Nous l'avons eu, votre Rhin allemand, Il a tenu dans notre verre. Un couplet qu'on s'en va chantant Efface-t-il la trace altière Du pied de nos chevaux marqué dans votre sang ?
Nous l'avons eu, votre Rhin allemand. Son sein porte une plaie ouverte, Du jour où Condé triomphant A déchiré sa robe verte.
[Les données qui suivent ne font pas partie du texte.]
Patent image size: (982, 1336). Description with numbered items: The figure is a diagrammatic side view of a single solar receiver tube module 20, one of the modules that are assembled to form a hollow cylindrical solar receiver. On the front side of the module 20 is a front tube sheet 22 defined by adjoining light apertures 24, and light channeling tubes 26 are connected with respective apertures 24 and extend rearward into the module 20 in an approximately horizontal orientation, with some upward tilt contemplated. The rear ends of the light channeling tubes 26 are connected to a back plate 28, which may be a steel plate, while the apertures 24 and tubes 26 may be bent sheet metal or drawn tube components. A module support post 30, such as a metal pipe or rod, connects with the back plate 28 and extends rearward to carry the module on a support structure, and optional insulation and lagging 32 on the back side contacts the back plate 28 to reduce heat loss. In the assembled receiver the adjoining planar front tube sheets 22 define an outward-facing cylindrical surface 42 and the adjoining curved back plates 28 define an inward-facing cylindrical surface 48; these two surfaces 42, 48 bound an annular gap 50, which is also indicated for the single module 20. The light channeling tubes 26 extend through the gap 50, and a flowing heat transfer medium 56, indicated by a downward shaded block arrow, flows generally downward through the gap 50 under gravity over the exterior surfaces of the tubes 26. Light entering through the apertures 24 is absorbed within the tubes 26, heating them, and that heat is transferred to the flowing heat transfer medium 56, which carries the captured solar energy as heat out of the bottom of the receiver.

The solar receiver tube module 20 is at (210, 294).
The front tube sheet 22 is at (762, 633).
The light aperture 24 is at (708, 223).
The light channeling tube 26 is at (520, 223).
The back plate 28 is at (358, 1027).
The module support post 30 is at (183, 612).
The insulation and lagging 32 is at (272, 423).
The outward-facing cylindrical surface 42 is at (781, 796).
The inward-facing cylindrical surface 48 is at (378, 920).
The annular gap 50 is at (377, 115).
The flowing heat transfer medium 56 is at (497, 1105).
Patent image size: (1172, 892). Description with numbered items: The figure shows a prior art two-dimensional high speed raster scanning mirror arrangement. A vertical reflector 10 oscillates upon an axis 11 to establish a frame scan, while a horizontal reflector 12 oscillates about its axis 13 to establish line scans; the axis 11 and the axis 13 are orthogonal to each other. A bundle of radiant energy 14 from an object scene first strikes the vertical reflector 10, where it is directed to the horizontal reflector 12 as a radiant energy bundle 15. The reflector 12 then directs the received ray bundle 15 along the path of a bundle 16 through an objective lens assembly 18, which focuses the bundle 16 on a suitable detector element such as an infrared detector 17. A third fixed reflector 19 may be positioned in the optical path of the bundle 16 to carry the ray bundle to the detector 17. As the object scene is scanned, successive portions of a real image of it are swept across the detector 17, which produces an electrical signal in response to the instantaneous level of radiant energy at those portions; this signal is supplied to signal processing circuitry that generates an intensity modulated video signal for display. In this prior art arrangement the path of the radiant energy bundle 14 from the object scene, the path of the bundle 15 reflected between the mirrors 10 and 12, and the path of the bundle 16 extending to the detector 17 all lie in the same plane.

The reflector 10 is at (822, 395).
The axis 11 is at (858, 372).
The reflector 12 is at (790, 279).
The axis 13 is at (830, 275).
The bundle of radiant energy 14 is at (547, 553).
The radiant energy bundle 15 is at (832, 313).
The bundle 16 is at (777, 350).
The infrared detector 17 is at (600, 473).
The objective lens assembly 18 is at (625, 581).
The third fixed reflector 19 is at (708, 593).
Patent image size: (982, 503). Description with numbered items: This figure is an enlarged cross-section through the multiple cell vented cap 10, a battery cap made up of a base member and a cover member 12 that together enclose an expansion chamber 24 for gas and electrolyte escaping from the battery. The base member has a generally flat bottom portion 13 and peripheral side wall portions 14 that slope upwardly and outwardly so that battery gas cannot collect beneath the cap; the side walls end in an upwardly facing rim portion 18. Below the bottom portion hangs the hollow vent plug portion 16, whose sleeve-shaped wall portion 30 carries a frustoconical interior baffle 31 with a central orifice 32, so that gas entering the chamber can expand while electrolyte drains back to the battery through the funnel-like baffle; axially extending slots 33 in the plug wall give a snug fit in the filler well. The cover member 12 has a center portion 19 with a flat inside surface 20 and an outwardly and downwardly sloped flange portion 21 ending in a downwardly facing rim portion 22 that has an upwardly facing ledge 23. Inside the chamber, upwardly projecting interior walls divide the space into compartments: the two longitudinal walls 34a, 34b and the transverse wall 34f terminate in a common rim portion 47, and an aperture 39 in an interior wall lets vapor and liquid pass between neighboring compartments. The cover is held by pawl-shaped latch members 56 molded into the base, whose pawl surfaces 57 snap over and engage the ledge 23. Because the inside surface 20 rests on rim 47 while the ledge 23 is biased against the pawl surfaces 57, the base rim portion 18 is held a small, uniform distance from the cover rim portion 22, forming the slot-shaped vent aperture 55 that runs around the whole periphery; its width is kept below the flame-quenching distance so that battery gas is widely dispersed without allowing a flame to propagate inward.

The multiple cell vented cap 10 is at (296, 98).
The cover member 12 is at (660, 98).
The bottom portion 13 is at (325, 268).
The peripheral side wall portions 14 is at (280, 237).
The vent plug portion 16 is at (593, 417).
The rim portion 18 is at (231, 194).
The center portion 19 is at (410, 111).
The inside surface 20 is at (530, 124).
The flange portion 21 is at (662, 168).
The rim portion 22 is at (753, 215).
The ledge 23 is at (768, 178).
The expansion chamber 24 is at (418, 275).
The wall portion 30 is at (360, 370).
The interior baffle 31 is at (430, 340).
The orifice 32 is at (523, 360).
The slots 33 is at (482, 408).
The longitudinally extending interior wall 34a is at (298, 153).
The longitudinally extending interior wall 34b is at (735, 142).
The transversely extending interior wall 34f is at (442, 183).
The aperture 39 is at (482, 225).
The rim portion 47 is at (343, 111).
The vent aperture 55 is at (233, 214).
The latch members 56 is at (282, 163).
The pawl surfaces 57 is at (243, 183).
Où le père a passé, passera bien l'enfant.
Nous l'avons eu, votre Rhin allemand. Que faisaient vos vertus germaines, Quand notre César tout-puissant De son ombre couvrait vos plaines ? Où donc est-il tombé, ce dernier ossement ?
Nous l'avons eu, votre Rhin allemand. Si vous oubliez votre histoire, Vos jeunes filles, sûrement, Ont mieux gardé notre mémoire ; Elles nous ont versé votre petit vin blanc.
S'il est à vous, votre Rhin allemand, Lavez-y donc votre livrée ; Mais parlez-en moins fièrement. Combien, au jour de la curée, Etiez-vous de corbeaux contre l'aigle expirant ?
Qu'il coule en paix, votre Rhin allemand ; Que vos cathédrales gothiques S'y reflètent modestement ; Mais craignez que vos airs bachiques Ne réveillent les morts de leur repos sanglant.